It's hard to believe it's been almost five years. After sixteen years of marriage my wife decided that she didn't want to be my wife any longer. It wasn't me, she said, it was her - she'd been pretending to be someone she wasn't and she just couldn't keep doing that. Of course she had no idea how ironic that was; she knew nothing about my gender issues, and her insistence that it had nothing to do with me didn't make it hurt any less. After all, the person she had been pretending to be all those years was the person that loved me.

This isn't about me, though, but rather about where I found myself after our separation. We had an 'unconventional relationship' (that's what the lawyers called it anyway) - she was the money maker and I was the homemaker. Don't get any ideas - there was no maid's uniform involved. Anyway, I found myself with no idea where I was going to live or what I was going to do. My own family pretty much turned their backs on me - they haven't even called or written to see if I'm well in five years - but fortunately I had friends. They gave me a place to live with no strings attached and made it plain that I was part of their family now.

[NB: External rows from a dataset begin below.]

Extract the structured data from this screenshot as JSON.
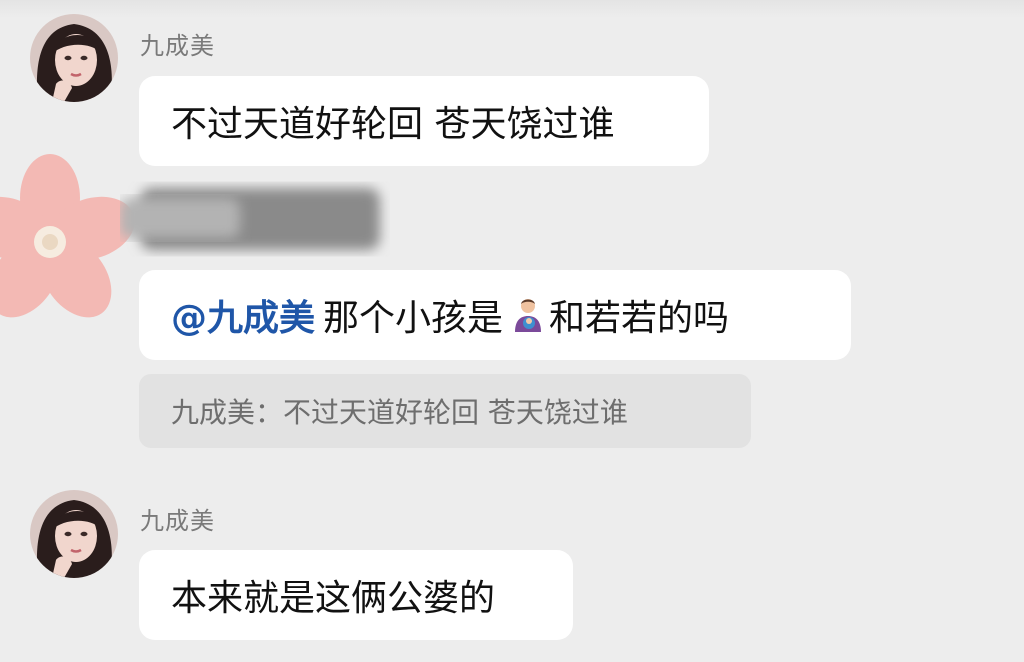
{
  "messages": [
    {
      "sender": "九成美",
      "avatar": "girl-portrait-avatar",
      "text": "不过天道好轮回 苍天饶过谁"
    },
    {
      "sender_avatar": "pink-flower-avatar",
      "sender_name_state": "blurred",
      "mention": "@九成美",
      "text_before_emoji": "那个小孩是",
      "emoji": "man-holding-baby-emoji",
      "text_after_emoji": "和若若的吗",
      "quote": "九成美：不过天道好轮回 苍天饶过谁"
    },
    {
      "sender": "九成美",
      "avatar": "girl-portrait-avatar",
      "text": "本来就是这俩公婆的"
    }
  ],
  "colors": {
    "background": "#ededed",
    "bubble": "#ffffff",
    "mention": "#1f56a8",
    "quote_bg": "#e2e2e2"
  }
}
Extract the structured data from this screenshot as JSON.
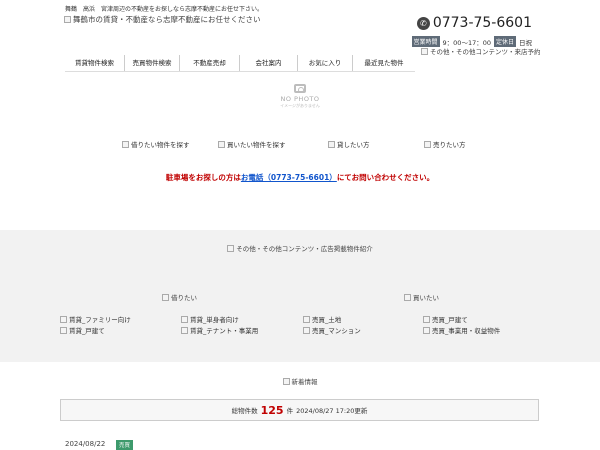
{
  "header": {
    "tagline": "舞鶴　高浜　宮津周辺の不動産をお探しなら志摩不動産にお任せ下さい。",
    "logo_alt": "舞鶴市の賃貸・不動産なら志摩不動産にお任せください",
    "phone": "0773-75-6601",
    "hours_label": "営業時間",
    "hours": "9：00～17：00",
    "holiday_label": "定休日",
    "holiday": "日祝",
    "other_link": "その他・その他コンテンツ・来店予約"
  },
  "nav": {
    "items": [
      {
        "label": "賃貸物件検索"
      },
      {
        "label": "売買物件検索"
      },
      {
        "label": "不動産売却"
      },
      {
        "label": "会社案内"
      },
      {
        "label": "お気に入り"
      },
      {
        "label": "最近見た物件"
      }
    ]
  },
  "placeholder": {
    "title": "NO PHOTO",
    "subtitle": "イメージがありません"
  },
  "quick_links": [
    {
      "label": "借りたい物件を探す"
    },
    {
      "label": "買いたい物件を探す"
    },
    {
      "label": "貸したい方"
    },
    {
      "label": "売りたい方"
    }
  ],
  "notice": {
    "before": "駐車場をお探しの方は",
    "tel": "お電話（0773-75-6601）",
    "after": "にてお問い合わせください。"
  },
  "featured": {
    "title": "その他・その他コンテンツ・広告掲載物件紹介",
    "rent_heading": "借りたい",
    "buy_heading": "買いたい",
    "rent_links": [
      "賃貸_ファミリー向け",
      "賃貸_戸建て",
      "賃貸_単身者向け",
      "賃貸_テナント・事業用"
    ],
    "buy_links": [
      "売買_土地",
      "売買_マンション",
      "売買_戸建て",
      "売買_事業用・収益物件"
    ]
  },
  "news": {
    "heading": "新着情報",
    "count_label": "総物件数",
    "count": "125",
    "count_unit": "件",
    "updated": "2024/08/27 17:20更新",
    "first_date": "2024/08/22",
    "first_tag": "売買"
  }
}
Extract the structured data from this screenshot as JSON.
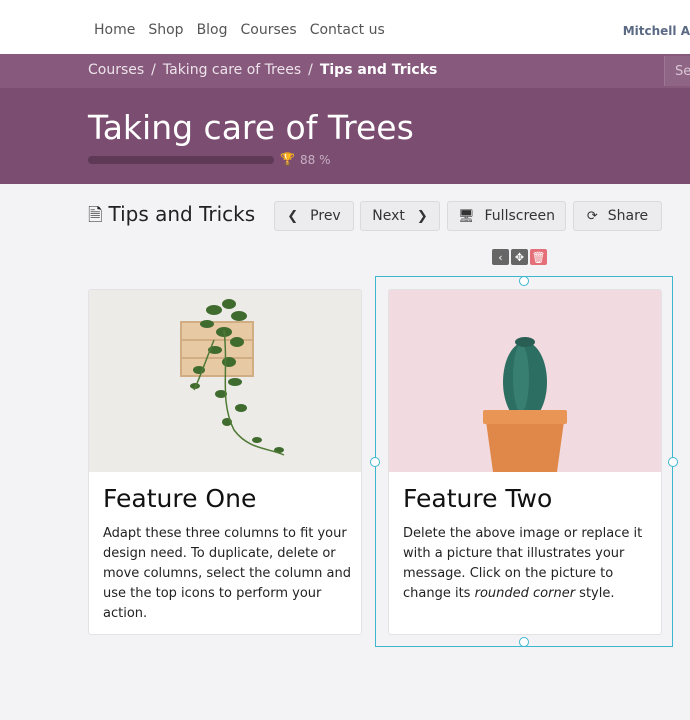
{
  "nav": {
    "items": [
      "Home",
      "Shop",
      "Blog",
      "Courses",
      "Contact us"
    ],
    "user": "Mitchell A"
  },
  "breadcrumb": {
    "items": [
      "Courses",
      "Taking care of Trees",
      "Tips and Tricks"
    ],
    "search_placeholder": "Se"
  },
  "course": {
    "title": "Taking care of Trees",
    "progress_percent": 88,
    "progress_label": "88 %"
  },
  "lesson": {
    "title": "Tips and Tricks",
    "prev_label": "Prev",
    "next_label": "Next",
    "fullscreen_label": "Fullscreen",
    "share_label": "Share"
  },
  "cards": [
    {
      "title": "Feature One",
      "text": "Adapt these three columns to fit your design need. To duplicate, delete or move columns, select the column and use the top icons to perform your action."
    },
    {
      "title": "Feature Two",
      "text_before": "Delete the above image or replace it with a picture that illustrates your message. Click on the picture to change its ",
      "text_em": "rounded corner",
      "text_after": " style."
    }
  ],
  "colors": {
    "hero": "#7b4d71",
    "breadcrumb_bar": "#875a7d",
    "selection": "#3fb6d0",
    "delete": "#e46f78"
  }
}
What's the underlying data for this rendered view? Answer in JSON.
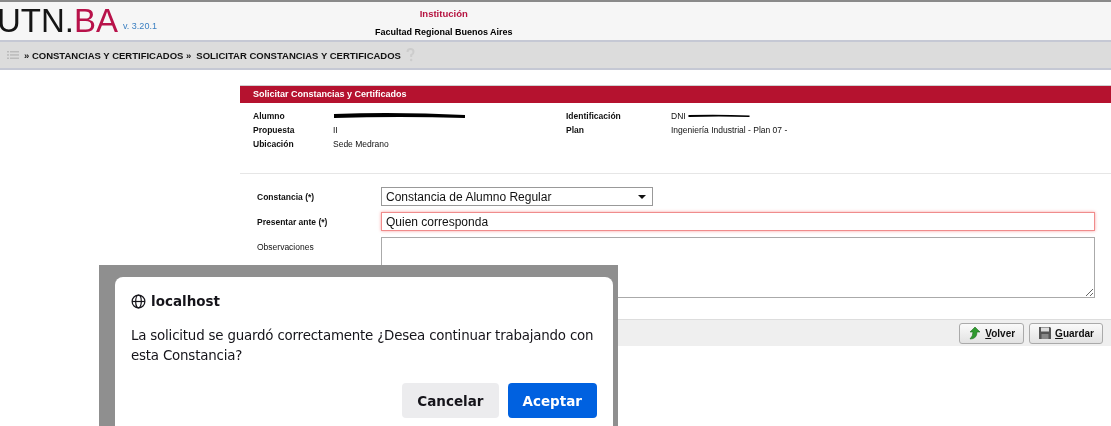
{
  "header": {
    "logo": [
      {
        "text": "UTN.",
        "color": "#151515"
      },
      {
        "text": "BA",
        "color": "#b8124a"
      }
    ],
    "version": "v. 3.20.1",
    "institution_label": "Institución",
    "institution": "Facultad Regional Buenos Aires"
  },
  "breadcrumb": [
    "» CONSTANCIAS Y CERTIFICADOS »",
    "SOLICITAR CONSTANCIAS Y CERTIFICADOS"
  ],
  "panel": {
    "title": "Solicitar Constancias y Certificados",
    "info": [
      {
        "label": "Alumno",
        "redacted": true
      },
      {
        "label": "Identificación",
        "value": "DNI",
        "redacted": true
      },
      {
        "label": "Propuesta",
        "value": "II",
        "redacted": false
      },
      {
        "label": "Plan",
        "value": "Ingeniería Industrial - Plan 07 -",
        "redacted": false
      },
      {
        "label": "Ubicación",
        "value": "Sede Medrano",
        "redacted": false
      }
    ],
    "fields": [
      {
        "kind": "select",
        "label": "Constancia (*)",
        "value": "Constancia de Alumno Regular",
        "invalid": false
      },
      {
        "kind": "text",
        "label": "Presentar ante (*)",
        "value": "Quien corresponda",
        "invalid": true
      },
      {
        "kind": "textarea",
        "label": "Observaciones",
        "invalid": false
      }
    ],
    "buttons": [
      {
        "kind": "back",
        "label": "Volver"
      },
      {
        "kind": "save",
        "label": "Guardar"
      }
    ]
  },
  "dialog": {
    "origin": "localhost",
    "message": "La solicitud se guardó correctamente ¿Desea continuar trabajando con esta Constancia?",
    "buttons": [
      {
        "label": "Cancelar",
        "primary": false
      },
      {
        "label": "Aceptar",
        "primary": true
      }
    ]
  }
}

That's when my friend's mom, Miss Alice, came into my life. She was 79 at the time, and had recently been diagnosed with dementia. At the time she was still very active, still living in her own house and regularly driving down to visit her younger daughter. I helped her out, doing odd jobs around the house and taking care of the yard. A few months after I moved in with my friends, Miss Alice went to fix herself some dinner and forgot about the pot heating on the stove, nearly starting a fire. After that, I started going over to her house to fix her meals and take her shopping, and started driving her down to visit her younger daughter.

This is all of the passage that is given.